Project Name: IBIS Sendagaya
Firm Location: Tokyo, Japan
Completion year: 2021
Gross Built up Area: 448 sqm
Project Location: Tokyo, Japan
Structural Consultants: HSC
Landscape Consultants: Onshitsu / Yuichi Tsukada
MEP Consultants: ZO Consulting Engineers
Contractors: O'hara Architectural and Construction, Ltd
Photo Credits: Vincent HechtMore Specs
Excerpt: IBIS Sendagaya is an architectural project designed by KOMPAS in Japan. This project is intended to suggest one way of the approach towards mixed-use development and living spaces in the urban context. They tried to make it as open and generous as possible by actively incorporating outdoor spaces, despite the difficult site constraints.
(“Text as submitted by architect”)
Located in a mixed use area in Sendagaya, near the National Stadium in Tokyo, the project is composed of two floors of tenant spaces and the client’s two-story residence above them. The main challenge of the project is how to accommodate comfortable residential environments and sufficiently profitable tenant spaces within the site constrains, which allowed only 160% of the maximum floor area ratio due to the narrow front street.
The client, a family of five who used to live in an ample detached house with a garden, had concerns about the spatial quality of their new house with less available floor area in a denser neighbourhood. Thus, we tried to make it as open and generous as possible by actively incorporating outdoor spaces, despite the difficult site constraints.
Despite the low floor area ratio allowance, the maximum building height of the site Is defined at 20m If the volume is adapted to the complicated shadow calculation. However, most of the building nearby are kept lower than 10m to avoid extra code compliance processes. While the neighbourhood is relatively dense on the street level for residential use, we found potential open voids to create comfortable environments above the surrounding low buildings. Therefore, the building volume was developed to be taller on the northern side, elevating the duplex residence higher than neighbouring roofs while maximizing the building volume and capturing open views over the surroundings.
Each level’s floor plate is uniquely skewed according to the shadow regulation, usages, spatial sequences, and vertical relationships. This stacking generates shading overhangs and various outdoor spaces such as external hallways and green terraces without interrupting GFA limitations. Besides the closed building facade along the site boundary accommodating main loadbearing walls, the articulated deep concrete beams allow the façade structure along the terraces to be open and transparent encouraging inside and outside to merge. Large timber window walls recently certificated for fire resistance deliver open and bright interior spaces, unlike typical fireproof buildings required in most of the dense urban areas including this site. The void space around the building with distributed lush vegetations at each terrace forms a cascade of sequential vertical gardens like a canyon stretching from the bottom courtyard towards the sky.
The resulting structural depth about half a storey deep functions as servant layers between each floor, providing infrastructural supports to the floor below and above such as mechanical space, attic storage, loft, underfloor storage, planting pit, etc., which allows the main spaces to be more open and flexible. The linear façades around the building’s slab volumes are wrapped by metal bands with repetitive vertical slats like louvers. Their design comes from the positive interpretation of the code requirements forcing a vertical slats design on the rooftop balustrade to conform the shadow regulation.
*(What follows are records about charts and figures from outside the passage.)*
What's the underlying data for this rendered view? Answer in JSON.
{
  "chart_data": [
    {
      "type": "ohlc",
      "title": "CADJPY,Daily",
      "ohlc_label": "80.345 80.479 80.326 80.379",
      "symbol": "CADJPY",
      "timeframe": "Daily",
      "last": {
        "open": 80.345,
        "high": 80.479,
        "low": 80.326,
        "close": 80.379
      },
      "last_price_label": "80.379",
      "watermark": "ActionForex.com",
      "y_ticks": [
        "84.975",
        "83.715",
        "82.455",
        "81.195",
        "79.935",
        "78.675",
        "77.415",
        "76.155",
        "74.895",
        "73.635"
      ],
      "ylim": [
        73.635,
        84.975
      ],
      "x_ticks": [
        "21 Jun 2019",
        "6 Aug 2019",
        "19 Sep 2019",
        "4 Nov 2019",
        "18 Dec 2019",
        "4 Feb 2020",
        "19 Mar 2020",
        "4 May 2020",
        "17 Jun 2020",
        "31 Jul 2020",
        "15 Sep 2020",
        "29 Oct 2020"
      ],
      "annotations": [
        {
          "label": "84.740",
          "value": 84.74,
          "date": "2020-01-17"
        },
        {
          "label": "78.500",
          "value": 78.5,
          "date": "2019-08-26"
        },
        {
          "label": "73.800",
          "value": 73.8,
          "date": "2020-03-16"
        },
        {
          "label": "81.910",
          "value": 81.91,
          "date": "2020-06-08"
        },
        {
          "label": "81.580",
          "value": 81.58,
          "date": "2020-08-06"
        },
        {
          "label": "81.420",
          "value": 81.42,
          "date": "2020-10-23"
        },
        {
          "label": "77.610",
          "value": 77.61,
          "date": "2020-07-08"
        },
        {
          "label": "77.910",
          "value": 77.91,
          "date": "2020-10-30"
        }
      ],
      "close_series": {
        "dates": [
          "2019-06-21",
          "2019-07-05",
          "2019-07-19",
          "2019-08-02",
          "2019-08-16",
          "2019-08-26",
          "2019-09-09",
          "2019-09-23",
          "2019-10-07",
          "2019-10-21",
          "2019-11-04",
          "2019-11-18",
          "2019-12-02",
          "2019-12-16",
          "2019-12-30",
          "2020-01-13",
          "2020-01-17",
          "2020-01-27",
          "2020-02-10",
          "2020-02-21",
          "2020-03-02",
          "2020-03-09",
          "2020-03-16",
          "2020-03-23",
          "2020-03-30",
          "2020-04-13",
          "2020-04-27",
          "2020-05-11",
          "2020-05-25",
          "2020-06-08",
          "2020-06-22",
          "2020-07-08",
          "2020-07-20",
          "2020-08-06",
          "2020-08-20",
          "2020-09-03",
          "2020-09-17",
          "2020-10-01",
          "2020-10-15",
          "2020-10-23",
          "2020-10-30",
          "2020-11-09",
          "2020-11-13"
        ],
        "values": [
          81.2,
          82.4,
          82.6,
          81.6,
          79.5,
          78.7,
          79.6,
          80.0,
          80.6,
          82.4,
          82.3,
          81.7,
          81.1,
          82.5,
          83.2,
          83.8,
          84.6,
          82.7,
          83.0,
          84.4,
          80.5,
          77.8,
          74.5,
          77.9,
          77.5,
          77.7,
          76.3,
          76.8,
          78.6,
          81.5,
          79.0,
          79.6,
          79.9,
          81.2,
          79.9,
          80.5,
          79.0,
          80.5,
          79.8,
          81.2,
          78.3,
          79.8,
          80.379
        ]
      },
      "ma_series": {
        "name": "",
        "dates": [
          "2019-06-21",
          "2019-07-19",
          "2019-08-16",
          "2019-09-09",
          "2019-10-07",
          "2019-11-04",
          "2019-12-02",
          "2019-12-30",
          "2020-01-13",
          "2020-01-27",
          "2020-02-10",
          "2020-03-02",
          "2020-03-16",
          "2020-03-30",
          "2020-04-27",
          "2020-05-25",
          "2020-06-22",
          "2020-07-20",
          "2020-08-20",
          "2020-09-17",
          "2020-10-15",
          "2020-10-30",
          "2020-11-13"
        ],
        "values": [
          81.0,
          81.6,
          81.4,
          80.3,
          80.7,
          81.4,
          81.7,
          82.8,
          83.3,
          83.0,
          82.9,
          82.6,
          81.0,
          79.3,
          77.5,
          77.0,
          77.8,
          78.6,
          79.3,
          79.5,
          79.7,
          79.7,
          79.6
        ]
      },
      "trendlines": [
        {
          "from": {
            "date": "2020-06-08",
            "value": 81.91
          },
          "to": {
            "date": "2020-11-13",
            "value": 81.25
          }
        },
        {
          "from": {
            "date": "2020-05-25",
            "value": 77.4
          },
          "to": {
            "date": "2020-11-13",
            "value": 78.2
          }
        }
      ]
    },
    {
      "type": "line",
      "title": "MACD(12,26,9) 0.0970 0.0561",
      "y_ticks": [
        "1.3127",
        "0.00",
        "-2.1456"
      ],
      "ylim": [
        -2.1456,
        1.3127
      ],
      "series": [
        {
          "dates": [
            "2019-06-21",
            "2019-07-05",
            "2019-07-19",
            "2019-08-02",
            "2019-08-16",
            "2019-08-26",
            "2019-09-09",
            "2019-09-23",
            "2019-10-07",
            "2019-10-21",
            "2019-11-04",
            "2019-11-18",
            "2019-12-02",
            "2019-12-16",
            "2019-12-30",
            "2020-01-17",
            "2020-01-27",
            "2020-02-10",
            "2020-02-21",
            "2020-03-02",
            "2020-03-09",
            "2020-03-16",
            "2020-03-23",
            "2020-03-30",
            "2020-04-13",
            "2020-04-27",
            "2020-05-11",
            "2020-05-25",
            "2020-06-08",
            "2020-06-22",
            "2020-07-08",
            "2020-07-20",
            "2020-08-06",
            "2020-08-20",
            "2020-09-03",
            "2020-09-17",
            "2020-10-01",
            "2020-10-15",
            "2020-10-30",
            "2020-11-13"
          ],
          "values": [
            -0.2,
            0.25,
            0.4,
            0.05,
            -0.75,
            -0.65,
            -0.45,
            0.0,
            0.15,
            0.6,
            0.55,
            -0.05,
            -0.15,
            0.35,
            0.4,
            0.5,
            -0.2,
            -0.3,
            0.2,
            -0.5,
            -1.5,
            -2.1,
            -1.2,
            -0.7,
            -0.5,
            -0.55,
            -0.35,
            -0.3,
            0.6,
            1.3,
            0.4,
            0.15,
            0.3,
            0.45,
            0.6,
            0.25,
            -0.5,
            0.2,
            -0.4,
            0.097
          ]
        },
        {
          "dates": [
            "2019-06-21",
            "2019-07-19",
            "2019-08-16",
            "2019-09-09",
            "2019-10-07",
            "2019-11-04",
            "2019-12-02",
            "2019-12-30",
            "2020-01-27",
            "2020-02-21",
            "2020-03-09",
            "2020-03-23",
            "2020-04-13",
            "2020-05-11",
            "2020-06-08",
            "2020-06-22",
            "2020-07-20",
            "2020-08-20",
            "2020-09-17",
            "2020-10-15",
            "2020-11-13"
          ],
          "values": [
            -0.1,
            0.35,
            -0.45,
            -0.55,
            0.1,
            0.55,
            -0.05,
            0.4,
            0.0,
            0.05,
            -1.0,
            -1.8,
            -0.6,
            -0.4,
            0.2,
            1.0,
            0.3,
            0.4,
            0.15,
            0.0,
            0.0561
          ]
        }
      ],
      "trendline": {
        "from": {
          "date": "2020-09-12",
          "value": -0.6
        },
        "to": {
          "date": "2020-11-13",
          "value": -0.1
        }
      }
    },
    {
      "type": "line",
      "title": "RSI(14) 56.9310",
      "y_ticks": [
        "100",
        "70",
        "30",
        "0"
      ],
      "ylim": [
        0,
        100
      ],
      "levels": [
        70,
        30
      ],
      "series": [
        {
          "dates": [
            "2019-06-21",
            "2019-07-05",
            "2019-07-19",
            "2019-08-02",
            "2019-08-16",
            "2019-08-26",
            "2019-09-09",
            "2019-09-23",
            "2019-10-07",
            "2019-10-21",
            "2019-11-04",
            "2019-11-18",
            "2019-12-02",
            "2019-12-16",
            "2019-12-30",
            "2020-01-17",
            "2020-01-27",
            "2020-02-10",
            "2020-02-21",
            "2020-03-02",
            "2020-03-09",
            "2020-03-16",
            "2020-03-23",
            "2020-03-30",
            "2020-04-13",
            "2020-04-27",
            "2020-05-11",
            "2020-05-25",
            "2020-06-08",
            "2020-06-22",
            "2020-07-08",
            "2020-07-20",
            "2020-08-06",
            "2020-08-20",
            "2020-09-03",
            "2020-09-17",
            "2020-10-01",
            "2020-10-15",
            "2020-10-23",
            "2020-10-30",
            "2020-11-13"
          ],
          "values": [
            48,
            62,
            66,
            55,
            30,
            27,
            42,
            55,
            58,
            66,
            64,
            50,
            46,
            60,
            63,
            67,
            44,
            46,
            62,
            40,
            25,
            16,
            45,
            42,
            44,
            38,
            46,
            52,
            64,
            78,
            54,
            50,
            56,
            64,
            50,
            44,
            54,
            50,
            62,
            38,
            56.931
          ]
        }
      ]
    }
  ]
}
The continuous vertical louvers allow for interplay between openness to the perpendicular views and privacy from the diagonal views besides enhancement of horizontality of the floor layers.
The top floor of the building, the entrance level of the duplex residence accommodates the tall and generous single room with clerestory windows for the living room and kitchen. On the floor below, the triangular hall surrounded by the bookshelves anchor four bedrooms and bathrooms. Through the fully openable sliding windows at each floor, both the living room and the hall can extend towards the planted terraces and become a part of the living spaces. While the generous stairway with the study corner connects the living room and the hall openly to create a continuous spatial strip, two terraces are also connected through the outdoor stairway surrounded by abundant vegetation. Beyond the clerestory window of the living room, a roof terrace spirals up to the wide slope covered by the artificial turf, resembling an exclusive playground almost floating over the sky. Openly connected generous spaces create a spatial continuum of inside and outside throughout the duplex and three levels of the terraces, which forms a sort of a ‘three-dimensional loop’ of the living spaces. Various casework and vegetation are distributed along the periphery of this living space loop, creating different characters of the places. Besides joyful kids running around, light, air, view, and all the flow of life and nature circulate seamlessly throughout inside and outside.
Through an elaborate analysis and studies of the site’s conditions and the limitations to make use of Its full potential, a distinctive building resembling a fortress stands out from the urban fabric thanks to Its irregular terraces and lush vegetation. This project is Intended to suggest one way of the approach towards mixed-use development and living spaces In the urban context. At the same time we purely pursued the sort of abundant and enjoyable living spaces where we would almost feel envy the kids growing up there. We hope for the client to enjoy their new life surrounded by the Tokyo skyline.